Latent myostatin binds WFIKKN1 but not WFIKKN2. In Ni²⁺-affinity pull-down assays, 1 μm latent myostatin was incubated for 1 h with 2 μm His-tagged WFIKKN1 or 2 μm His-tagged WFIKKN2 in NaCl/P_i containing 50 mm imidazole, 0.1% Tween-20 and 100 μm phenylmethanesulfonyl fluoride (pH 7.5), and the solutions were then mixed with 20 μL of Ni²⁺–nitrilotriacetic acid resin.
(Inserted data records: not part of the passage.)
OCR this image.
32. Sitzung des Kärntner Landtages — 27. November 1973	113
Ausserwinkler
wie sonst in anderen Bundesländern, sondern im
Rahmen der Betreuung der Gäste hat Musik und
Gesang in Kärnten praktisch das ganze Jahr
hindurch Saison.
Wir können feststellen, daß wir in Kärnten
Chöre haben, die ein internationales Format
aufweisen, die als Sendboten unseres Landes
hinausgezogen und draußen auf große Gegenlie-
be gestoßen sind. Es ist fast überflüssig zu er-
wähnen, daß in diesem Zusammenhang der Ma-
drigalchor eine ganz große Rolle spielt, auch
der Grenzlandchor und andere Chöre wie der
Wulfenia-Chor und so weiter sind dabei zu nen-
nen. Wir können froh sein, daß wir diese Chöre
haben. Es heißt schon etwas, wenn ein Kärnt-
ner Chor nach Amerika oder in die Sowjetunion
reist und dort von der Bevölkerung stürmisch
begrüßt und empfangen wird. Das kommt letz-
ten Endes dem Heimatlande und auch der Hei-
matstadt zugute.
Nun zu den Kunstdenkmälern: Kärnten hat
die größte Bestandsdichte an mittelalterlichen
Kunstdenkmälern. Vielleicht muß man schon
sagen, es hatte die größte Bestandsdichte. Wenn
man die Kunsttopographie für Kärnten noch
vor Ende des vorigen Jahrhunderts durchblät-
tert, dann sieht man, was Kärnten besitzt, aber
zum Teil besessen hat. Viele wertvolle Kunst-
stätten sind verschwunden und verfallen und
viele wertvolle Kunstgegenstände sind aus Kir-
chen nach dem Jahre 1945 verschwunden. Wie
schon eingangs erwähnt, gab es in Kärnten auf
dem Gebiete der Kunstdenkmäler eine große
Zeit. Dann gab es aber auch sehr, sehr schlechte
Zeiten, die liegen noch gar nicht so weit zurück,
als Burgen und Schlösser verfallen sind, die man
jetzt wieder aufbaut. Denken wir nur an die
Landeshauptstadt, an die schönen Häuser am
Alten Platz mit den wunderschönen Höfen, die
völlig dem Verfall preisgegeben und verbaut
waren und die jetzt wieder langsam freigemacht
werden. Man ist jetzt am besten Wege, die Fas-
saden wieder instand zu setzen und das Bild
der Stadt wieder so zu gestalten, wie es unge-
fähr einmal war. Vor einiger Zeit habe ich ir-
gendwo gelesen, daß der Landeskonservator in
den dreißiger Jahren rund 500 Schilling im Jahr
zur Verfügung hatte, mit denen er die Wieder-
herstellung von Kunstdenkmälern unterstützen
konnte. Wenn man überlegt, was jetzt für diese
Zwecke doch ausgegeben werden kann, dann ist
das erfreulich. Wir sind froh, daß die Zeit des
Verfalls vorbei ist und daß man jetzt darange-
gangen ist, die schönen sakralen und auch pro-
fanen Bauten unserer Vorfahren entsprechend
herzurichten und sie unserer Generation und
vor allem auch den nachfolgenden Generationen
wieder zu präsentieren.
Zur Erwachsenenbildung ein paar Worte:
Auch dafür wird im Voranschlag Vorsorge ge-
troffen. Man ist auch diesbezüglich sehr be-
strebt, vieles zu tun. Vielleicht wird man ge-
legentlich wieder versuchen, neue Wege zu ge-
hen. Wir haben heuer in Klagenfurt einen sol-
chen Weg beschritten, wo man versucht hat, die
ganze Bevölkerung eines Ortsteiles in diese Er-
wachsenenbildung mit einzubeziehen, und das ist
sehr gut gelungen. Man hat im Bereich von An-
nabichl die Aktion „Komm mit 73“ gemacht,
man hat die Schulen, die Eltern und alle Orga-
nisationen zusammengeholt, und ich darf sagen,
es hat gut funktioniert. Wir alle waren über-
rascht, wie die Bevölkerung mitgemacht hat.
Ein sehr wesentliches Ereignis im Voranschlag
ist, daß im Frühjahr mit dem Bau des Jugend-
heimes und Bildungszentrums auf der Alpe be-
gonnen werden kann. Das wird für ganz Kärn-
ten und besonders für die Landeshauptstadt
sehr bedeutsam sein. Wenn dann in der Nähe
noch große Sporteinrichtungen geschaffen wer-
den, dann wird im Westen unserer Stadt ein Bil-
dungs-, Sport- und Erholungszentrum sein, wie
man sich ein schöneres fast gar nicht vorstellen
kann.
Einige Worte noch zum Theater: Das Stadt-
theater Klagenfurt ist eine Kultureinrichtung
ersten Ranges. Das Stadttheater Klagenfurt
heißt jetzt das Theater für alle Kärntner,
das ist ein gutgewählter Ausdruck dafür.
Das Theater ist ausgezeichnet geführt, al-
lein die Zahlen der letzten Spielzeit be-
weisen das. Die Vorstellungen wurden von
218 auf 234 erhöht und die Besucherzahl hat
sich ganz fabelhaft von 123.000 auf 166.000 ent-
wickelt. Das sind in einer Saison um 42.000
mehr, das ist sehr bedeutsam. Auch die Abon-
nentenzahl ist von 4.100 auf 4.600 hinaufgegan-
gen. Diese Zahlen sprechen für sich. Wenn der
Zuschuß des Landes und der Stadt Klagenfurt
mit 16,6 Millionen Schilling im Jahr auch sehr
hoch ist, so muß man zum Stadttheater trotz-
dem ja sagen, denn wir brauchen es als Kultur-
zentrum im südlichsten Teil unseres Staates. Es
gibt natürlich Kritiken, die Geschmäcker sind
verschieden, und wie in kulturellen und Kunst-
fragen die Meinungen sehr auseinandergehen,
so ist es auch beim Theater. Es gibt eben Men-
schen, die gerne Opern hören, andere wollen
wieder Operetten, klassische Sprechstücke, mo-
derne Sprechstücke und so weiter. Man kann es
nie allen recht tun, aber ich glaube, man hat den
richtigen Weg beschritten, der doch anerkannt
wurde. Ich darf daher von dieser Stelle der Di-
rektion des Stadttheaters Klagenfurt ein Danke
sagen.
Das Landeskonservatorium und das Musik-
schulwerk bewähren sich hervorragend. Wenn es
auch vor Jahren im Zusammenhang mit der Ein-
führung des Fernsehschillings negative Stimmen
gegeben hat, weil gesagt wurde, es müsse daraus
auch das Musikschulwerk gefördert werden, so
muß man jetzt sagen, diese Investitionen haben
After 15 min of agitation, the resin was washed with NaCl/P_i, 50 mm imidazole, 0.5% Tween-20 and 100 μm phenylmethanesulfonyl fluoride (pH 7.5), and the bound proteins were eluted with NaCl/P_i and 500 mm imidazole (pH 7.5). The eluted samples were analyzed by SDS/PAGE, and the proteins were visualized by staining with Coomassie Brilliant Blue and by western blotting with specific antibodies against myostatin prodomain (anti-prodomain) and against mature myostatin (anti-myostatin). LM, latent myostatin. The numbers indicate the molecular mass values of proteins of the Low Molecular Weight Calibration Kit. In the upper panel, the proteins were visualized by staining with Coomassie Brilliant Blue; in the lower panels, the proteins were visualized by western blotting.

Figure 10

WFIKKN1 and WFIKKN2 inhibit the binding of latent myostatin to ECD_ACRIIB. (A) Sensorgrams of the interactions of immobilized ECD_ACRIIB with 500 nm latent myostatin preincubated with WFIKKN1 (0, 0.1, 0.25, 0.5, 1, 2.5, 5, 10, 25, and 50 nm). (B) Sensorgrams of the interactions of immobilized ECD_ACRIIB with 500 nm latent myostatin preincubated with WFIKKN2 (0, 0.25, 0.5, 1, 2.5, 5, 10, 25, 50, and 100 nm). For the sake of clarity, the concentrations of WFIKKNs are not indicated in the panels; the SPR response decreased in parallel with the increase in WFIKKN concentration. (C) Values of the apparent association constant k_obs from (A) and (B) were plotted against WFIKKN1 (▼) and WFIKKN2 (•) concentrations. Note that k_obs values decreased with the increase in WFIKKN1 or WFIKKN2 concentration; half-maximal inhibition was achieved with ∼ 1 × 10⁻⁹ m WFIKKN1 or ∼ 5 × 10⁻⁹ m WFIKKN2. In these experiments, various concentrations of WFIKKN1 or WFIKKN2 were preincubated with latent myostatin in 20 mm Hepes, 150 mm NaCl, 5 mm EDTA and 0.005% Tween-20 (pH 7.5) for 30 min at room temperature, and were injected over CM5 sensorchips containing immobilized ECD_ACRIIB. RU - SPR Response Units.